Oddly, as I spent my time at Menninger, many of the people I formed the closest relationships with were women. Granted, it was relatively safe, because even if I had wanted to form any kind of romantic relationship, we never had more than 29 minutes of privacy, but I found that after hearing some of them talk about their lives and problems, it was much easier to talk about mine. By my 5th week, I was volunteering information about myself without even being pushed to do so. Even here at the step-down, many of the people I am closest to are women, which is a huge step for me. Maybe by the time I leave, I’ll be feeling confident enough to try to get into the dating game.

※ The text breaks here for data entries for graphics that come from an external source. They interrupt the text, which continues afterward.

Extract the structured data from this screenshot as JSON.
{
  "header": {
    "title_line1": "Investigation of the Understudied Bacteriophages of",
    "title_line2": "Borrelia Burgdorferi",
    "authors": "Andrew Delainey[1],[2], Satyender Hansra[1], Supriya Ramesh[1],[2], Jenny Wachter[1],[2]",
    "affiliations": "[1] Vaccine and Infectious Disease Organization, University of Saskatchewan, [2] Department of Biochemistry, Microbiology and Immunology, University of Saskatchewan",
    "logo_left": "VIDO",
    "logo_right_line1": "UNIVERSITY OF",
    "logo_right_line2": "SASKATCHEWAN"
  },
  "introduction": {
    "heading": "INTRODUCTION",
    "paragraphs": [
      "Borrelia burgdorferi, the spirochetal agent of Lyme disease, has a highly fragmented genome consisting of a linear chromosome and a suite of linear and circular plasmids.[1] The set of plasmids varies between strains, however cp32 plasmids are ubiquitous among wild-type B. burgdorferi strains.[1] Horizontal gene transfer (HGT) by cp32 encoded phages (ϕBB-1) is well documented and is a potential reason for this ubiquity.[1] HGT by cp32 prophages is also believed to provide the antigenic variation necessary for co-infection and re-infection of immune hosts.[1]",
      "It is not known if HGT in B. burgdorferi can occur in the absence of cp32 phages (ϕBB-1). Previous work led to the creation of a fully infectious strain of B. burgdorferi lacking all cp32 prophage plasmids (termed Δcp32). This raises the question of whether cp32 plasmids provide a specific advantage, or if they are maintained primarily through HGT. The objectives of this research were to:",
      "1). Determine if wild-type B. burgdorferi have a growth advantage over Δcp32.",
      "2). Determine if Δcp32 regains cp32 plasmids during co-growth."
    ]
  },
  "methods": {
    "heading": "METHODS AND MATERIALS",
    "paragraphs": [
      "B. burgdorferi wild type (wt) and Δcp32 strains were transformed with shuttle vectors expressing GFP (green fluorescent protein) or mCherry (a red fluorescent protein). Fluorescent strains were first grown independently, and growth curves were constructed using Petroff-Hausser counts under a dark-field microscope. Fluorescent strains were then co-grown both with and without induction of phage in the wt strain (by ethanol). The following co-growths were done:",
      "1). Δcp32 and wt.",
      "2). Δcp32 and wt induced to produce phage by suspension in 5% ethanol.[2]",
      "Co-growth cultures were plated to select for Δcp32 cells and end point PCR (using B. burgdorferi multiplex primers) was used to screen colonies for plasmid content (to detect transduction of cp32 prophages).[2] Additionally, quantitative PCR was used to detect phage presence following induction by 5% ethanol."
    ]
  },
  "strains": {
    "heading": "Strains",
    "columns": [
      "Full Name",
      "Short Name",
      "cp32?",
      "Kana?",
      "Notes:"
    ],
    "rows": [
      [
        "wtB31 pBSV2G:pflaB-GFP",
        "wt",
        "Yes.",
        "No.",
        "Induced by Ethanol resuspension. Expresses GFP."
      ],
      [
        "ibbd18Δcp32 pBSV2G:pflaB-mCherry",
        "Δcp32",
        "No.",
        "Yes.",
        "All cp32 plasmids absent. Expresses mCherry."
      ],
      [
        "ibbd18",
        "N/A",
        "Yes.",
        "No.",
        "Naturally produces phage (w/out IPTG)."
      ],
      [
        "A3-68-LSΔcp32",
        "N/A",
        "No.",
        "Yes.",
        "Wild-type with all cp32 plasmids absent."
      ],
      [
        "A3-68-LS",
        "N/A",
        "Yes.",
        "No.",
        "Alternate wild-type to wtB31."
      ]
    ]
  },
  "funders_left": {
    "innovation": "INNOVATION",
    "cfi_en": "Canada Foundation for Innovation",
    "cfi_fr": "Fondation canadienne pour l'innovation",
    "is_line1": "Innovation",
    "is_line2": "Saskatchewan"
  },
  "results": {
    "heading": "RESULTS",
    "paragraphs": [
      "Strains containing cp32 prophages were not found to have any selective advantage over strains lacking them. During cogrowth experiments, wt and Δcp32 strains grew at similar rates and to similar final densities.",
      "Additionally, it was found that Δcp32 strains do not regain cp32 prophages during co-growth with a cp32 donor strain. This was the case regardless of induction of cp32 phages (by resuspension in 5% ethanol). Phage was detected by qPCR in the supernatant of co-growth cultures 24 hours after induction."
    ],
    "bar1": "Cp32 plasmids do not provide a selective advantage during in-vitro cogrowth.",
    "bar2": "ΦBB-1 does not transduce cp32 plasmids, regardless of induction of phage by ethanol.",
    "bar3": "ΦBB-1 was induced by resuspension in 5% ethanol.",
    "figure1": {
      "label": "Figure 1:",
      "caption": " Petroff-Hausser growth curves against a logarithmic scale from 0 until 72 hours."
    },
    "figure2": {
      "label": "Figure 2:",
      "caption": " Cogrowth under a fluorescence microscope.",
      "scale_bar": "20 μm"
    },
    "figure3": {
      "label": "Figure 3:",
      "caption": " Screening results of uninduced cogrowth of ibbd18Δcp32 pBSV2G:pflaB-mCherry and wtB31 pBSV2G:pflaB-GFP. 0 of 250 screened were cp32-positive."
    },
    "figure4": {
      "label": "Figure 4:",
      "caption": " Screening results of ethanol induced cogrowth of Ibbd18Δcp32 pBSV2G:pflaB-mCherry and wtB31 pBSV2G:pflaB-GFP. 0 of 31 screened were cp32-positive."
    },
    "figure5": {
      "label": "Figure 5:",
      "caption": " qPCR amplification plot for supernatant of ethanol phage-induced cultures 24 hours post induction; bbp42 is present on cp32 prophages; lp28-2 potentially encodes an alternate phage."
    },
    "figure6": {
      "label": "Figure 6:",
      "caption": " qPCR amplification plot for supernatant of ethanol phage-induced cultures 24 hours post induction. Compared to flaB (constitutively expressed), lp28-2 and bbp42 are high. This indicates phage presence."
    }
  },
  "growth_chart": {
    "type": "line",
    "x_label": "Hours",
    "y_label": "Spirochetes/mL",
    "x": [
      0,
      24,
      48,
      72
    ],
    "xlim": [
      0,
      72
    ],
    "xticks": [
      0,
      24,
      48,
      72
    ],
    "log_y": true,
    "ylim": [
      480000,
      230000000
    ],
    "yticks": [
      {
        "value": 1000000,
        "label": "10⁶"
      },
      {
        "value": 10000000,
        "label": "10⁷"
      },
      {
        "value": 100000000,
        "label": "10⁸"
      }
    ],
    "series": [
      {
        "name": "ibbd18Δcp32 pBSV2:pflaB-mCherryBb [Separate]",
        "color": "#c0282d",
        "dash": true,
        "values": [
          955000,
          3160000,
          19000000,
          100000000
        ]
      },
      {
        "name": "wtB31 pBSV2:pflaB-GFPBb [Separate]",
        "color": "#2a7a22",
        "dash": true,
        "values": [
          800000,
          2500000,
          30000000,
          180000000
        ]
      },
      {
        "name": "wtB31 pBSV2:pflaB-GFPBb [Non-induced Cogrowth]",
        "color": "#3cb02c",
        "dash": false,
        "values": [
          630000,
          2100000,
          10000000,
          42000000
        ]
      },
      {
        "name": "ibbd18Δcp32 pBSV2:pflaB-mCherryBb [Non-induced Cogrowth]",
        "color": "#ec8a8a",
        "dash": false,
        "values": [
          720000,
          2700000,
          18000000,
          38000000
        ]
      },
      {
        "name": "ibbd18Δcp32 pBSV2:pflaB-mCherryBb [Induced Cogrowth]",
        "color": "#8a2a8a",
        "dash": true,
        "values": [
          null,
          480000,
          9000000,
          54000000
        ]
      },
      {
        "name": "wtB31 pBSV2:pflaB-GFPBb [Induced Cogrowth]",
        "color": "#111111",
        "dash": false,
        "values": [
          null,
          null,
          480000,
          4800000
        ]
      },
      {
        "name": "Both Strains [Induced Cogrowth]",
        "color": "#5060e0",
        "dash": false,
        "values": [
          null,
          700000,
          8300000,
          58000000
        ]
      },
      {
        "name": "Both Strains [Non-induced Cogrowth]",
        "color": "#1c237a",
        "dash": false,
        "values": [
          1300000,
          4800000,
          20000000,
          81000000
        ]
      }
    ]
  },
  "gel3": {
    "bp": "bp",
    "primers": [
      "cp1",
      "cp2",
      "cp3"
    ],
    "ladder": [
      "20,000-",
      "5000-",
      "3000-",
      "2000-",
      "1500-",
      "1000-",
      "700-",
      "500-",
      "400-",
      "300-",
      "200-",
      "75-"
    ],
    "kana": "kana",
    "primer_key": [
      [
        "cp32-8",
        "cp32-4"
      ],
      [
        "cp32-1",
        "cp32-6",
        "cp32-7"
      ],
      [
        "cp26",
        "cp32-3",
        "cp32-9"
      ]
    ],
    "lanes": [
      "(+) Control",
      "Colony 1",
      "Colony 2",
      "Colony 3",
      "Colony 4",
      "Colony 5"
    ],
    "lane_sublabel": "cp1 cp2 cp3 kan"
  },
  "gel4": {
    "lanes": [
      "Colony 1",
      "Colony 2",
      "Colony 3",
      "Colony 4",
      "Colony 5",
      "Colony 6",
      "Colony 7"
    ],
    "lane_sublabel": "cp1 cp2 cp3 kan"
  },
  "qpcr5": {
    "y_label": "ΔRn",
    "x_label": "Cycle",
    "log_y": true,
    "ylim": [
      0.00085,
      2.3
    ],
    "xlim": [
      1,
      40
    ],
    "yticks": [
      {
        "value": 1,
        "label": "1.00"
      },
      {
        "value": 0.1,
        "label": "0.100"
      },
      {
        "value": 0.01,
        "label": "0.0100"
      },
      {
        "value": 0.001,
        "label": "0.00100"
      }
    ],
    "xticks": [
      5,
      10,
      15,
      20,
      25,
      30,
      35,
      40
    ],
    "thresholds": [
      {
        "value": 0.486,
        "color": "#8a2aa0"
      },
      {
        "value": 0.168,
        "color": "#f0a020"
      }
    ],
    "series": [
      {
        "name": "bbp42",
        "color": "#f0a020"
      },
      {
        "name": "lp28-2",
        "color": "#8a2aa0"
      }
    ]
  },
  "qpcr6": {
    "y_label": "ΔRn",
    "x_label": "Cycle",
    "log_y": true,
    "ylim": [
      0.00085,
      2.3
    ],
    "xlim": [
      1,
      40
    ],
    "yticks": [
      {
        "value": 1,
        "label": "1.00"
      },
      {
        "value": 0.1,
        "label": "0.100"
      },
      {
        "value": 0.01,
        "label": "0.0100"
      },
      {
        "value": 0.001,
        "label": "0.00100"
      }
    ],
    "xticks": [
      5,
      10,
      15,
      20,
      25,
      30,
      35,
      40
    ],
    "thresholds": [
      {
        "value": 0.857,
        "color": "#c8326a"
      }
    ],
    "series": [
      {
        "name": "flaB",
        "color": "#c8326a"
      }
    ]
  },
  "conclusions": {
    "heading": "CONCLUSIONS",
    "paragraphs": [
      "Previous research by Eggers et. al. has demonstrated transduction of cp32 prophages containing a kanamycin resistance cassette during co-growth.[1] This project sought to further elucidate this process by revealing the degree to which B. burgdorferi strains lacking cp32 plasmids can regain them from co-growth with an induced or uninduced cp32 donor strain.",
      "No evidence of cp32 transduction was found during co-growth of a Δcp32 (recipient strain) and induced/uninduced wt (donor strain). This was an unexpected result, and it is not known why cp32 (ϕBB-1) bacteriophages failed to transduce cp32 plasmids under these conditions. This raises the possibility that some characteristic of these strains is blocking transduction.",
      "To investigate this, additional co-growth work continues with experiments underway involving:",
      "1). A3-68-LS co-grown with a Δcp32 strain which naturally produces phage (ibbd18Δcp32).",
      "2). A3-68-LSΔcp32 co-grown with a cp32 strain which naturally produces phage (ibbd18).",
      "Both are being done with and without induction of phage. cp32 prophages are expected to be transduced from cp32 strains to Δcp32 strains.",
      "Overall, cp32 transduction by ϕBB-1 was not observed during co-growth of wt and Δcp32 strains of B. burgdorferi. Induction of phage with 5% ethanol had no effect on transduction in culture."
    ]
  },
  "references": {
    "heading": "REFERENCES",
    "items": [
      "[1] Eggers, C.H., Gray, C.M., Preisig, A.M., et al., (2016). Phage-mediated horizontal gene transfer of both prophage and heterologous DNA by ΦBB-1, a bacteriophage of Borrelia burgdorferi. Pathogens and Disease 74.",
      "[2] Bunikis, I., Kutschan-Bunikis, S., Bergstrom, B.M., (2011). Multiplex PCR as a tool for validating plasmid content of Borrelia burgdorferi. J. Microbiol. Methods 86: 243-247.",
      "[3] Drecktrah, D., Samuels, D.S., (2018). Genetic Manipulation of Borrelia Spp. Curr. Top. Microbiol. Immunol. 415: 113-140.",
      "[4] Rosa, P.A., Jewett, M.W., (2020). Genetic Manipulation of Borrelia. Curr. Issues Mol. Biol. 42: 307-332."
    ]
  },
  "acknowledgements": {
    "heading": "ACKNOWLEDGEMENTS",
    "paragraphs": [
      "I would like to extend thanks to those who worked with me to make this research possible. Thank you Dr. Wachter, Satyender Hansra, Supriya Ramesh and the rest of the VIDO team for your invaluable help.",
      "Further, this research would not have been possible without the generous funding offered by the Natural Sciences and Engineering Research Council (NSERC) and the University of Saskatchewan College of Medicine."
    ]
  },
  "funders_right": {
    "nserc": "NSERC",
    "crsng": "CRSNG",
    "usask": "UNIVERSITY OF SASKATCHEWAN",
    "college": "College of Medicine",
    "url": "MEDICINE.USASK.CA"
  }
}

I’ve also spoken to my family about my fears, unfounded though they may be, about rejection. We’ve talked about pressure and perceived pressure, about displaying emotions or trying not to, and even, I think, made some progress in how we can talk to each other calmly and actually talk about our thoughts and feelings. Even my friends outside of the program have provided a huge amount of support, being willing to talk about anything I cared to share or ask about, and I owe them a huge debt of gratitude for that.
So, it turns out that, much like the quote from the movie this post title was taken from, fear does lead to anger. But if you take the time to examine your fear, and why you have it, and really look at the root causes and how silly they can be when you get to the cause, realizing how groundless your fears are can help you move away from them, help the anxiety caused by that fear to dissipate, and help you get past the scary things in your head.
Still hasn’t made me any less afraid of spiders, though.